Figure 2

A) Experimental design for sorting cell type specific mRNA populations using RNA binding proteins in mixed cell cultures. Two cell lines from two different species (murine endothelial PY4.1 and human glioma tumor T98G) are engineered to express G10-tagged and FLAG-tagged PABP, respectively. Cell-type specific gene expression profiles are obtained from co-cultured cells or mixed cell extracts after immunoprecipitation with specific antibodies against the different tags. The RNA samples are phenol extracted, precipitated and subsequently analyzed by RPAs or microarrays. B) Western blots of cell lines expressing tagged-PABP. Immunoblots of extracts from T98G cells expressing Flag-PABP were probed with anti-Flag antibody, while extracts from PY4.1 and PY4.1 cells expressing G10-PABP were probed with anti-G10 antibody.

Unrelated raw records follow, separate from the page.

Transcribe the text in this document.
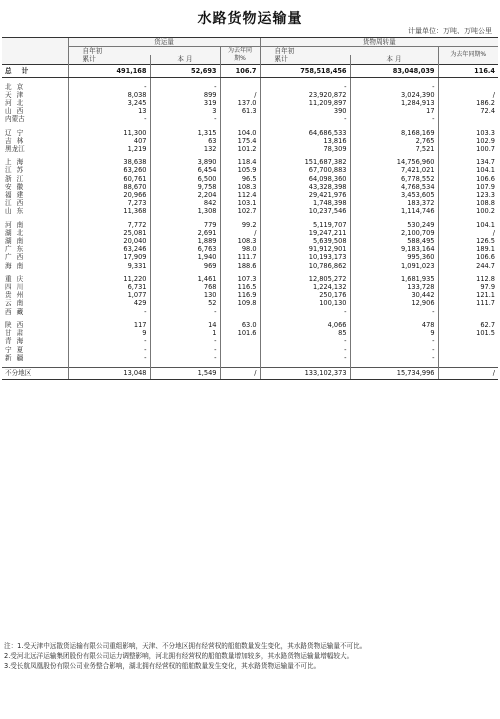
水路货物运输量
计量单位：万吨、万吨公里
	货运量			货物周转量		
	自年初		为去年同期%	自年初		为去年同期%
	累计	本 月		累计	本 月	
总计	491,168	52,693	106.7	758,518,456	83,048,039	116.4

北京	-	-		-	-	
天津	8,038	899	/	23,920,872	3,024,390	/
河北	3,245	319	137.0	11,209,897	1,284,913	186.2
山西	13	3	61.3	390	17	72.4
内蒙古	-	-		-	-	

辽宁	11,300	1,315	104.0	64,686,533	8,168,169	103.3
吉林	407	63	175.4	13,816	2,765	102.9
黑龙江	1,219	132	101.2	78,309	7,521	100.7

上海	38,638	3,890	118.4	151,687,382	14,756,960	134.7
江苏	63,260	6,454	105.9	67,700,883	7,421,021	104.1
浙江	60,761	6,500	96.5	64,098,360	6,778,552	106.6
安徽	88,670	9,758	108.3	43,328,398	4,768,534	107.9
福建	20,966	2,204	112.4	29,421,976	3,453,605	123.3
江西	7,273	842	103.1	1,748,398	183,372	108.8
山东	11,368	1,308	102.7	10,237,546	1,114,746	100.2

河南	7,772	779	99.2	5,119,707	530,249	104.1
湖北	25,081	2,691	/	19,247,211	2,100,709	/
湖南	20,040	1,889	108.3	5,639,508	588,495	126.5
广东	63,246	6,763	98.0	91,912,901	9,183,164	189.1
广西	17,909	1,940	111.7	10,193,173	995,360	106.6
海南	9,331	969	188.6	10,786,862	1,091,023	244.7

重庆	11,220	1,461	107.3	12,805,272	1,681,935	112.8
四川	6,731	768	116.5	1,224,132	133,728	97.9
贵州	1,077	130	116.9	250,176	30,442	121.1
云南	429	52	109.8	100,130	12,906	111.7
西藏	-	-		-	-	

陕西	117	14	63.0	4,066	478	62.7
甘肃	9	1	101.6	85	9	101.5
青海	-	-		-	-	
宁夏	-	-		-	-	
新疆	-	-		-	-	

不分地区	13,048	1,549	/	133,102,373	15,734,996	/
注：1.受天津中远散货运输有限公司重组影响，天津、不分地区拥有经营权的船舶数量发生变化，其水路货物运输量不可比。
2.受河北远洋运输集团股份有限公司运力调整影响，河北拥有经营权的船舶数量增加较多，其水路货物运输量增幅较大。
3.受长航凤凰股份有限公司业务整合影响，湖北拥有经营权的船舶数量发生变化，其水路货物运输量不可比。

Control blots of extracts of T98G and PY4.1 cells with anti-sera against PABP. C) Comparison between the overall levels of PABP of T98G cells and T98G cells expressing Flag-PABP. Immunoblots of extracts from T98G cells and T98G cells expressing Flag-PABP were probed with anti-sera against PABP and anti-α tubulin antibody, as a loading control. D) Comparison of the cell cycle status of T98G and T98G expressing Flag-PABP cells – Cells were arrested at G0/G1 by serum deprivation and stimulated to re-enter the cell cycle by addition of serum. At the indicated times, aliquots of cells were processed for FACS analysis to determine the population distribution in G1, S, and G2 stages of the cell cycle. No differences between of the cell cycle of T98G cells and T98G cells expressing Flag-PABP were observed.